Wednesday, August 14, 2013

Frugality and Happiness

Living a Frugal Lifestyle does not equal misery. People are under the impression that being careful with your spending and saving for retirement, means we are living a deprived life. People think we have a lifestyle like a third world country. That we eat only rice 3 times a day. Wear old sacks for clothes. Recycle toilet paper. Reuse our dental floss, ok I have done that. And live in a mobile home with no a/c. Not true. (well we do eat a lot of rice)

Everyone needs to find their own balance between frugal living now and having enough to live on in the future. You could live like a monk now and save every dollar you can for the future. Or you could spend everything you make now, plus take on debt, and live like a pauper later in live. Or you could find a balance between the two that works for you.

Spend money on what makes you truly happy and on what you enjoy. Did buying another purse when you have 30 in your closet really make you happy? How about that new golf putter you just bought when you have 6 of them getting dusty in your garage? Do your boys really need to go to the barbershop to get their haircut when you could buy a $20 hair-clipper set from Amazon or StuffMart?
Mrs Sardonic and I are working on balancing the two extremes. We enjoy live and do plenty of activities. We just choose carefully and spend wisely. But the choices are ours to make, we are not being dictated to by our finances, we are dictating to our finances. We are in charge and make the decisions.

The thing that people need to understand is that we don’t feel deprived or poor. We still spend money, on ourselves, on our kids, on others. We pick and choose carefully. And when we buy something we take our time and research the purchase. Sure at times we make fast, rash choices, we learn and move on. I’m still mulling over purchasing a new iPod Shuffle ($46 at Amazon) to replace the old one that died a week ago (I sweated it to death while running).

We go on vacations. One week at the beach every summer with the whole Fam. Our kids play sports, one in the Fall and one in the Spring. We take the summer and winters off, to save money, to de-emphasize sports a bit, for more family time and less running all over the damn place being chauffeur to our kids.

Growing up we didn’t: play every sport there was, take horseback riding lessons, take archery, participate in plays, do gymnastics, take ballet, go to a different camp every week of the summer. No, we did a few things and spent a ton of time playing outside with our friends (pickup sports, spud, kickball, tag, bb-gun wars, riding bikes). And somehow we survived. I like to think we enjoyed childhood, looking back it seems like it was great. Maybe I'm mis-remembering it, but I don't think so.

Remember when kids used to ride their bikes to places? Now parents drive them to sports practice, drive them to the 7-11, drive them to “play dates”. What in the heck is a play date anyway?

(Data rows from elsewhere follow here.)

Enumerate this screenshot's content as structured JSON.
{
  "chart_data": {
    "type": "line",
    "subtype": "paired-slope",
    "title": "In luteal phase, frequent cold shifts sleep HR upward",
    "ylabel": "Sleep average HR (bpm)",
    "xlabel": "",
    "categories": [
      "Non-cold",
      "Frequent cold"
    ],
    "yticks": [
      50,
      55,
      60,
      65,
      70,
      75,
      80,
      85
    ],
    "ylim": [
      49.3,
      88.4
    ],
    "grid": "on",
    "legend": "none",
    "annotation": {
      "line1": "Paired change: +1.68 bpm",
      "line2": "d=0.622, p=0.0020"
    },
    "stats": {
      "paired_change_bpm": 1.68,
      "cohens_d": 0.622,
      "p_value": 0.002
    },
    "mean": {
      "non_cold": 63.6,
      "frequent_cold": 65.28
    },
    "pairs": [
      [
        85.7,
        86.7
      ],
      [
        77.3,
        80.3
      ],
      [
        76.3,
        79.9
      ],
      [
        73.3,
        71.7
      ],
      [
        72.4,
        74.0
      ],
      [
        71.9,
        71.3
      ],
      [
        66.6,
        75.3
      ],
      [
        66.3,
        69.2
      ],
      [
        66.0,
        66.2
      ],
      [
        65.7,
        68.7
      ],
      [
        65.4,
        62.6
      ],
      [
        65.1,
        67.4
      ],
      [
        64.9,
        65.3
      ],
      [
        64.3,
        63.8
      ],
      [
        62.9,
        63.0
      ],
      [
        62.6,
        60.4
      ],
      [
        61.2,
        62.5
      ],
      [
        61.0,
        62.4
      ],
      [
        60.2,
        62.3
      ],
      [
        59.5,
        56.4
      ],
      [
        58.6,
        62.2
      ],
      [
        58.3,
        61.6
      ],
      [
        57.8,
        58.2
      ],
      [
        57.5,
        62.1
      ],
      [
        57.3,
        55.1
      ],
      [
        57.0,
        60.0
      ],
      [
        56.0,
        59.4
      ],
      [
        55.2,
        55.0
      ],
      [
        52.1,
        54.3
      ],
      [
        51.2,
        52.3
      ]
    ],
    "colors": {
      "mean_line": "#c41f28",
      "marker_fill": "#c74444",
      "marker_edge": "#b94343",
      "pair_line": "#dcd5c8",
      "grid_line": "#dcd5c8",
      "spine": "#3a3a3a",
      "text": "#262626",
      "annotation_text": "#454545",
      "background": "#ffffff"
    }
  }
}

What a bunch of dorks people have become, I blame the yuppies.

I hear that nowadays parents even let their kids decide where they want to go to high school. If their kids choose a private high school, mom or dad gets a second job. When I was a kid I was told where I was going to school, at least through high school. And that's another reason why our kids are home-schooled, it's almost free. It actually costs less than the 'free' public schools (with their fees, new clothes, peer pressure purchases). We spend under $200 a year to school a bunch of kids.

Letting our kid’s do all and every activity is hardly a great way to prepare them for the future. We wouldn’t be doing them any favors if we gave into their every whim. I wasn’t put on earth to give them everything they want, I was put here to help get them to heaven (which is crazy hard sometimes).

And believe it or not you don’t have to spend money to have fun. But that’s a good subject for a future post.

Dave Ramsey sums it all up pretty well, “If you will live like no one else, later you can live like no one else.”